Que Dios nos bendiga; que le teman

todos los confines de la tierra. R.

SEGUNDA LECTURA

Llevamos siempre y en todas partes en el cuerpo la muerte de Jesús

Lectura de la segunda carta del apóstol san Pablo a los Corintios 4, 7-15

Hermanos:

Llevamos este tesoro en vasijas de barro, para que se vea que una fuerza tan extraordinaria es de Dios y no proviene de nosotros. Atribulados en todo, más no aplastados; apurados, más no desesperados; perseguidos, pero no abandonados; derribados, mas no aniquilados, llevando siempre y en todas partes en el cuerpo la muerte de Jesús, para que también la vida de Jesús se manifieste en nuestro cuerpo. Pues, mientras vivimos, continuamente nos están entregando a la muerte por causa de Jesús; para que también la vida de Jesús se manifieste en nuestra carne mortal. De este modo, la muerte actúa en nosotros, y la vida en vosotros. Pero teniendo el mismo espíritu de fe, según lo que está escrito:

«Creí, por eso hablé»,

también nosotros creemos y por eso hablamos; sabiendo que quien resucitó al Señor Jesús también nos resucitará a nosotros con Jesús y nos presentará con vosotros ante él. Pues todo esto es para vuestro bien, a fin de que cuantos más reciban la gracia, mayor sea el agradecimiento, para gloria de Dios.

EVANGELIO

Mi cáliz lo beberéis

Lectura del santo Evangelio según san Mateo 20, 20-28

En aquel tiempo, se acercó a Jesús la madre de los hijos de Zebedeo con sus hijos y se postró para hacerle una petición.
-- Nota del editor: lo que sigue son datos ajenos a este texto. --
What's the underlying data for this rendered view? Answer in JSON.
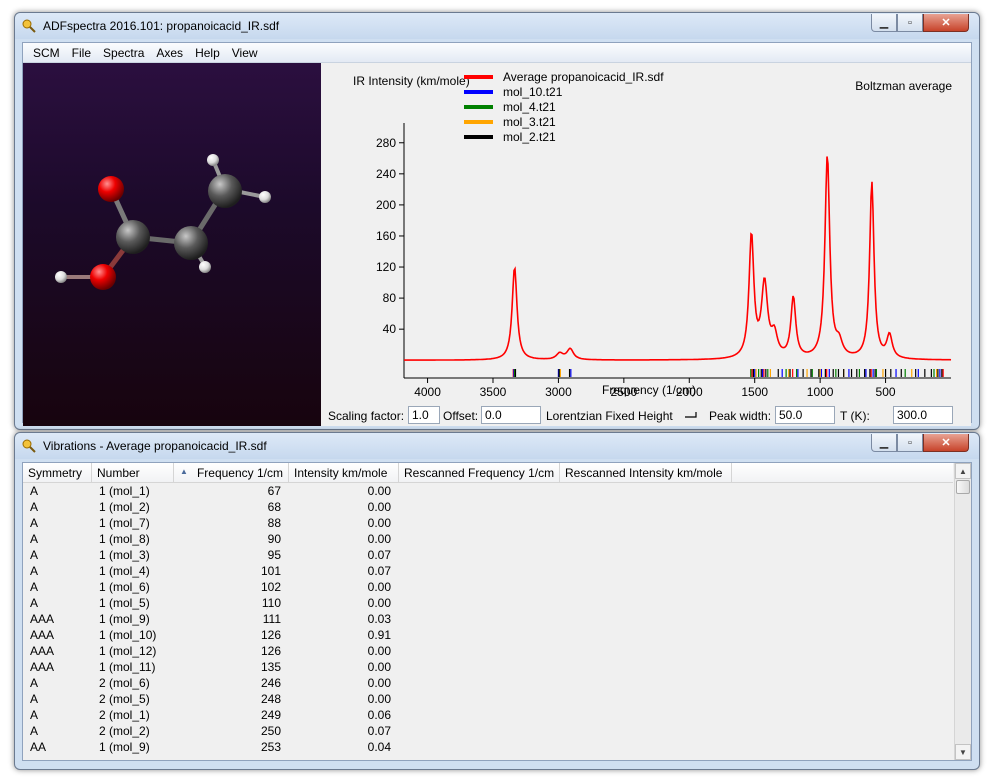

Él le preguntó:

«¿Qué deseas

Ella contestó:

«Ordena que estos dos hijos míos se sienten en tu reino, uno a tu derecha y el otro a tu izquierda».

Pero Jesús replicó:

«No sabéis lo que pedís. ¿Podéis beber el cáliz que yo he de beber?».

Contestaron:

«Podemos».

Él les dijo:

«Mi cáliz lo beberéis; pero sentarse a mi derecha o a mi izquierda no me toca a mí concederlo, es para aquellos para quienes lo tiene reservado mi Padre».

Los otros diez, al oír aquello, se indignaron contra los dos hermanos. Y llamándolos, Jesús les dijo:

«Sabéis que los jefes de los pueblos los tiranizan y que los grandes los oprimen. No será así entre vosotros: el que quiera ser grande entre vosotros, que sea vuestro servidor, y el que quiera ser primero entre vosotros, que sea vuestro esclavo. Igual que el Hijo del hombre no ha venido a ser servido sino a servir y a dar su vida en rescate por muchos».

 

Meditación del Papa Francisco

Existe el riesgo de no entender la verdadera misión del Señor: esto sucede cuando se aprovecha de Jesús, pensando en ‘el poder’. Esta actitud se repite en los evangelios. Muchos siguen a Jesús por interés. Incluso entre sus apóstoles: los hijos de Zebedeo querían ser, uno, primer ministro y el otro, ministro de economía, querían el poder.

Esa gracia de llevar la buena noticia a los pobres, la libertad a los cautivos y la vista a los ciegos, la libertad a los oprimidos y proclamar un año de gracia, se vuelve oscura, se pierde y se convierte en querer algo del poder.

Siempre existió esa tentación del poder y de la hipocresía, de pasar del estupor religioso que Jesús nos da cuando nos encuentra, a querer sacar una ventaja personal.

Esta fue también la propuesta del diablo a Jesús en las tentaciones. Una la del pan, la otra la del espectáculo: Vamos a hacer un gran espectáculo, así todas las personas van a creer en ti. Y la tercera, la apostasía, es decir, la adoración de los ídolos. Y esta es una tentación diaria de los cristianos, nuestra, de todos los que son de la Iglesia: la tentación no del poder, de la potencia del Espíritu, sino la tentación del poder mundano.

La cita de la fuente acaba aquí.